『ねむの木の詩がきこえる』溢れんばかりの愛情

ねむの木の詩がきこえる(1977)

監督:宮城まり子
出演:宮城まり子、平田安彦、ねむの木学園のこどもたちetc

評価:50点

おはようございます、チェ・ブンブンです。

国立映画アーカイブの特集「日本の女性映画人(2)――1970-1980年代」でずっと観たかった『ねむの木の詩がきこえる』が上映されるということなので足を運んでみた。最近、ニコラ・フィリベールのドキュメンタリーを観ていたので同じようなテイストかと思っていたら、異様な空気が流れる代物であった。

『ねむの木の詩がきこえる』概要

歌手や女優としての活躍を経て、肢体不自由児などの養護施設「ねむの木学園」を設立した宮城まり子が監督したドキュメンタリーの2作目。自閉症を持つ少年の成長を主軸に学園の日常を見つめ、ソフトフォーカスを基調に詩情豊かな映像詩として表現している。

※国立映画アーカイブより引用

溢れんばかりの愛情

砂丘の中、女性が去っていくと、ソフトフォーカスによる回想のような空間の中「ねむの木学園」の一年を捉えていく。
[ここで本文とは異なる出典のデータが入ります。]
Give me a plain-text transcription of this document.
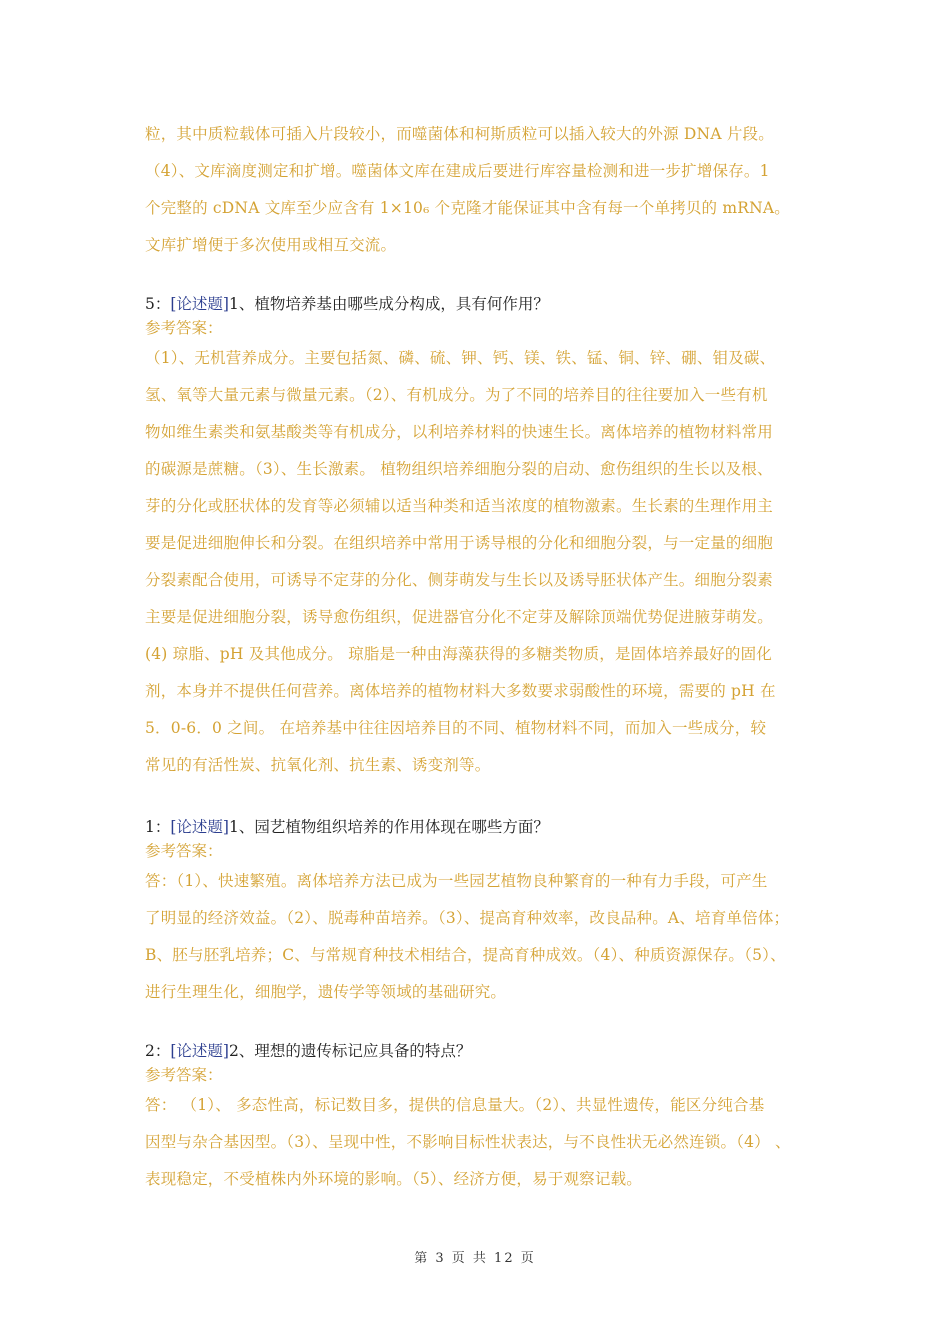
粒，其中质粒载体可插入片段较小，而噬菌体和柯斯质粒可以插入较大的外源 DNA 片段。
（4）、文库滴度测定和扩增。噬菌体文库在建成后要进行库容量检测和进一步扩增保存。1
个完整的 cDNA 文库至少应含有 1×10₆ 个克隆才能保证其中含有每一个单拷贝的 mRNA。
文库扩增便于多次使用或相互交流。
5：[论述题]1、植物培养基由哪些成分构成，具有何作用？
参考答案：
（1）、无机营养成分。主要包括氮、磷、硫、钾、钙、镁、铁、锰、铜、锌、硼、钼及碳、
氢、氧等大量元素与微量元素。（2）、有机成分。为了不同的培养目的往往要加入一些有机
物如维生素类和氨基酸类等有机成分，以利培养材料的快速生长。离体培养的植物材料常用
的碳源是蔗糖。（3）、生长激素。 植物组织培养细胞分裂的启动、愈伤组织的生长以及根、
芽的分化或胚状体的发育等必须辅以适当种类和适当浓度的植物激素。生长素的生理作用主
要是促进细胞伸长和分裂。在组织培养中常用于诱导根的分化和细胞分裂，与一定量的细胞
分裂素配合使用，可诱导不定芽的分化、侧芽萌发与生长以及诱导胚状体产生。细胞分裂素
主要是促进细胞分裂，诱导愈伤组织，促进器官分化不定芽及解除顶端优势促进腋芽萌发。
(4) 琼脂、pH 及其他成分。 琼脂是一种由海藻获得的多糖类物质，是固体培养最好的固化
剂，本身并不提供任何营养。离体培养的植物材料大多数要求弱酸性的环境，需要的 pH 在
5．0-6．0 之间。 在培养基中往往因培养目的不同、植物材料不同，而加入一些成分，较
常见的有活性炭、抗氧化剂、抗生素、诱变剂等。
1：[论述题]1、园艺植物组织培养的作用体现在哪些方面？
参考答案：
答：（1）、快速繁殖。离体培养方法已成为一些园艺植物良种繁育的一种有力手段，可产生
了明显的经济效益。（2）、脱毒种苗培养。（3）、提高育种效率，改良品种。A、培育单倍体；
B、胚与胚乳培养；C、与常规育种技术相结合，提高育种成效。（4）、种质资源保存。（5）、
进行生理生化，细胞学，遗传学等领域的基础研究。
2：[论述题]2、理想的遗传标记应具备的特点？
参考答案：
答： （1）、 多态性高，标记数目多，提供的信息量大。（2）、共显性遗传，能区分纯合基
因型与杂合基因型。（3）、呈现中性，不影响目标性状表达，与不良性状无必然连锁。（4） 、
表现稳定，不受植株内外环境的影响。（5）、经济方便，易于观察记载。
第 3 页 共 12 页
『窓ぎわのトットちゃん』に出てきた電車型の校舎みたいなのがある。先生たちは、障がいを抱えた子どもたちにありったけの愛情を注ぐ。それがもはや狂気のように思えてくる。脳裏に焼きつくコロッケの詩。犬になりきり過剰なスキンシップを取る。挙げ句の果てには舌を言葉が話せない子どもの口に入れ始める。今の時代じゃコンプライアンス的にアウトな程、異常な間合いでスキンシップを撮ってくるのだが、そうでもしないと子どもたちが幸せにならないという強い意志を感じさせられる。それゆえに宗教映画を観ているかのような異質さが本作にはあった。